Assessment of cervical foraminal stenosis on 2D and 3D MRI sequences. Conventional 2D T2-weighted GRE sequence (MEDIC) shows moderate stenosis of the left C8 foramen (black arrow) probably due to partial volume effect (A), since in 3D T2 weighted TSE (SPACE), the C8 foramina are wide and symmetrical (white arrows) (B). Another advantage of 3D sequence is the ability to visualize nerve canals in sagittal oblique reformats (C) (as shown by the perpendicular white lines in B)

The main focus of cervical MRI is usually in diagnosing stenosis. However, demonstration of abnormal signal in the cord (i.e. spondylotic myelopathy) is also important, especially since it may serve as a prognostic tool in aiding surgeons with clinical decision making [29]. Traditionally, it has been thought that gradient based T2 sequences are superior or even mandatory in diagnostic work-up of cord pathology. Indeed, delineation of spinal cord structures and CNR were better in gradient based 3D FFE sequence than in 2D TSE sequence in a study with healthy volunteers [30]. However, also 3D T2 FSE sequences have been shown feasible in spondylotic myelopathy, even though poorer CNR compared to conventional 2D FSE sequence was evident [18, 26]. Postoperative recovery varies greatly even with similar cord pathology on imaging. Urakawa et al. (2011) speculated that this may partly be due to inability of conventional images to distinguish individual tracts and presented 3D anisotropy contrast single-shot echo planar imaging as a solution [31]. Thus, it may well be that adequate imaging of cord pathology requires completely different methods beyond the scope of this review article.

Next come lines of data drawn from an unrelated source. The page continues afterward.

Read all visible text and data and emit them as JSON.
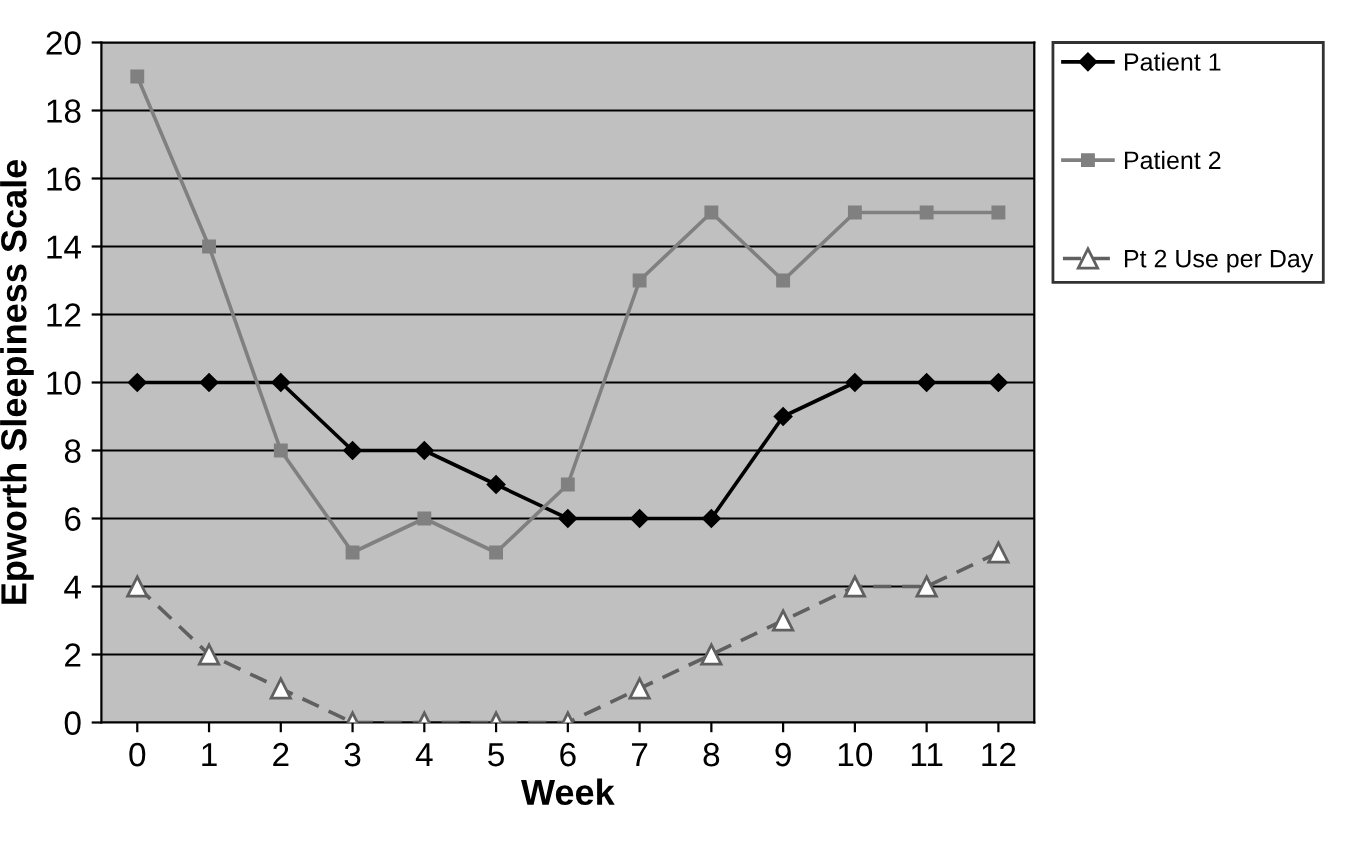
{
  "chart_data": {
    "type": "line",
    "xlabel": "Week",
    "ylabel": "Epworth Sleepiness Scale",
    "categories": [
      "0",
      "1",
      "2",
      "3",
      "4",
      "5",
      "6",
      "7",
      "8",
      "9",
      "10",
      "11",
      "12"
    ],
    "series": [
      {
        "name": "Patient 1",
        "color": "#000000",
        "marker": "diamond",
        "line_style": "solid",
        "values": [
          10,
          10,
          10,
          8,
          8,
          7,
          6,
          6,
          6,
          9,
          10,
          10,
          10
        ]
      },
      {
        "name": "Patient 2",
        "color": "#808080",
        "marker": "square",
        "line_style": "solid",
        "values": [
          19,
          14,
          8,
          5,
          6,
          5,
          7,
          13,
          15,
          13,
          15,
          15,
          15
        ]
      },
      {
        "name": "Pt 2 Use per Day",
        "color": "#606060",
        "marker": "triangle",
        "line_style": "dashed",
        "values": [
          4,
          2,
          1,
          0,
          0,
          0,
          0,
          1,
          2,
          3,
          4,
          4,
          5
        ]
      }
    ],
    "ylim": [
      0,
      20
    ],
    "yticks": [
      0,
      2,
      4,
      6,
      8,
      10,
      12,
      14,
      16,
      18,
      20
    ],
    "grid": "y",
    "legend": "right"
  }
}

Based on the literature it is difficult to conclude the best 3D sequence to use for imaging spinal stenosis. More specifically, quantitative comparison between 3D and 2D based sequences can be cumbersome due to the fact that the contrast, resolution and scan time all are affected by the choice of the sequence parameters (mostly, the choice of repetition time (TR), echo time (TE), number of slices etc.)), type of sequence (e.g. Spin-echo and Gradient echo based sequences; T1, T2 –weighted and inversion recovery –based sequences etc.) and the used field strength (1.5 T vs. 3 T). For example, traditional 3D spin echo (SE) sequences (e.g. SPACE, CUBE etc.), require longer acquisition time and different contrast properties than 3D gradient echo techniques (e.g. MPRAGE, MERGE etc.). The long acquisition times can be overcome by using techniques that accelerate the imaging process, for example parallel imaging or CS [13, 23]. Most of these acceleration methods are not lossless and may deteriorate the final image, however, recent studies have demonstrated that developments in deep learning reconstruction methods may help to overcome this [21, 27].

The literature also showed nonuniform voxel sizes, interpolation and varied use of reformatted image planes from the 3D images. Particularly, the use of isotropic voxel sizes is advised in 3D imaging to get uniform reformats in all three planes. Notably, most 3D sequences gathered here were imaged in either sagittal or coronal planes which require generally larger FOVs, but less slices to cover the regions of interest, while in the authors' institution, the imaging in done in axial plane. The choice of primary phase-encoding direction (i.e. the imaging plane) can affect imaging time and manifestation of imaging artefacts (wrapping, flow and motion artefacts and geometric distortion).

All in all, many challenges exist in comparing 3D and 2D sequences. Particularly, when it comes to the choice of compared imaging techniques and sequences, there seems to be notable discrepancy (e.g. comparisons between T2-weighted and T1-weighted images, between sequences imaged with scanners from different vendors, different types of sequences (SE, GRE, STIR etc.)) (Tables 1 and 2). Nevertheless, well optimized 3D sequences allow the use of higher spatial resolution, similar scan time and increased SNR and CNR when compared to 2D sequences [11, 13]. However, the largest benefit of 3D sequences is in the clinical value of the additional information provided by them and in the possibility to replace a number of 2D sequences to save time. Especially, the ability to review images in any orientation allows better visualization of stenosis and is extremely beneficial in anatomical deformities such as scoliosis [8].